What Denmark’s Central Bank Is Actually Doing
Krogstrup laid out five pillars of the bank’s climate strategy—not just ideas on paper, but active programs that touch nearly every corner of its mandate:
- Running macroeconomic and financial stability scenario analyses to understand how the green transition could rattle (or strengthen) Denmark’s economy and banks
- Collecting and publishing financial exposure data related to climate, to improve transparency and support better risk assessments
- Factoring climate into the management of Denmark’s foreign exchange reserves
- Tracking and reducing the bank’s own emissions footprint
- Issuing green bonds on behalf of the Ministry of Finance
It’s technical work, sure, but it all circles back to the same goal of reducing systemic vulnerability in an increasingly unpredictable world.
The Case for Climate Scenarios and Better Data
Krogstrup spent time walking attendees through how scenario analysis has become a go-to tool in central banking — not just for climate, but post-2008 financial system stress testing more broadly.
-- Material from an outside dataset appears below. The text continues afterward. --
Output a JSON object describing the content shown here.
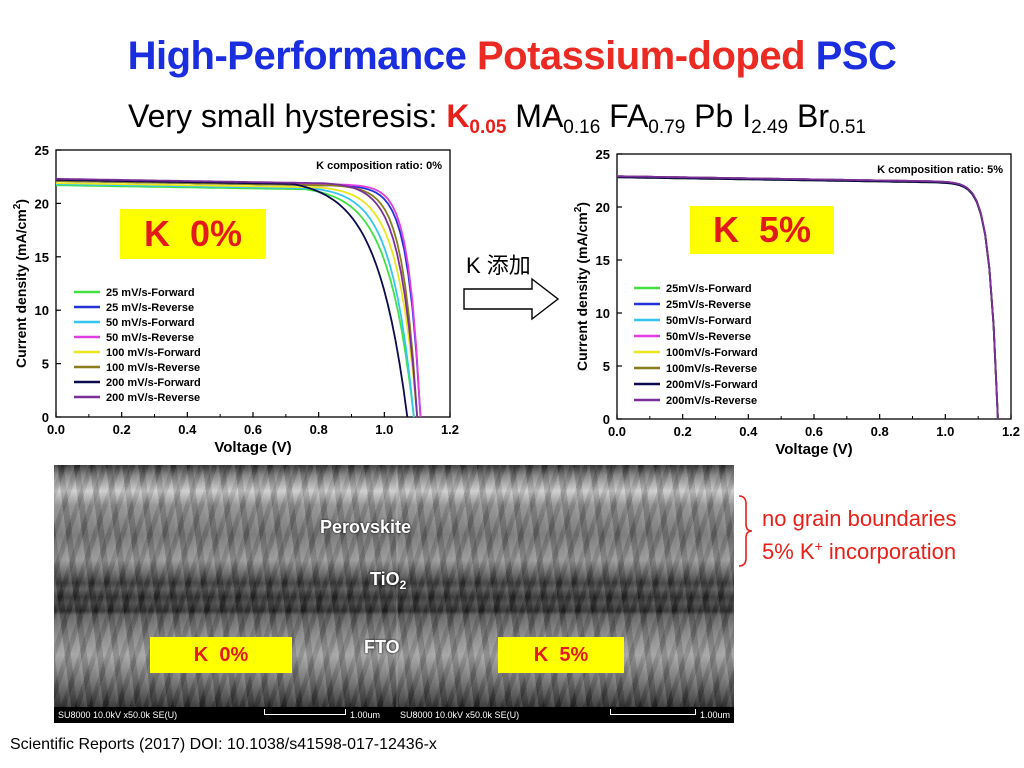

But the climate scenarios are more complex, she admitted, because they blend science, economics, and policy guesses into models that aren’t yet as precise as the financial sector might like.
Still, Denmark’s central bank is pressing forward. It’s already published detailed scenario analysis for Danish credit institutions and has teamed up with the DREAM economic modeling institute to understand transition impacts across sectors.
And the next frontier? Physical risk. Krogstrup pointed to tools like flood modeling developed by the Technical University of Denmark, which the central bank is now combining with micro-level housing data to understand how extreme weather (like storm surges) could impact property values and, in turn, bank collateral.
But the Data Still Isn’t Good Enough
Data quality and consistency remain a sticking point. “We’ve come a long way,” Krogstrup said, “but there’s clearly a lack of standardized, comparable data on climate risks.”
And now there’s a new wrinkle: the EU’s Omnibus Package, meant to simplify sustainability reporting, is raising eyebrows among regulators worried that simplification might come at the cost of information. “We need to follow this closely,” she warned.
Throughout her remarks, Krogstrup came back to the need for collaboration — between central banks, regulators, banks, scientists, and frankly anyone with a stake in the future. Because no single institution can tackle climate risk alone. And few within the financial sector are climate scientists.
“We have to engage and learn from science,” she said, “and from each other.”
The conference itself reflected that spirit, with speakers from the ECB, the Bank of England, the University of Copenhagen, and others across sectors.
As she wrapped up, Krogstrup distilled her message into three takeaways:
- The risk is real, and it’s getting closer. We can’t afford to treat climate as a back-burner issue.
- Scenario analysis and better data are our best tools, but they need refinement.
- Collaboration isn’t just helpful, it’s essential. No country or central bank is doing this in isolation.
So while the headlines may be filled with conflict and crisis, Krogstrup is urging financial leaders to think long-term, and stay the course.
Because, as she said, the wave is coming. And it’s time to get ready.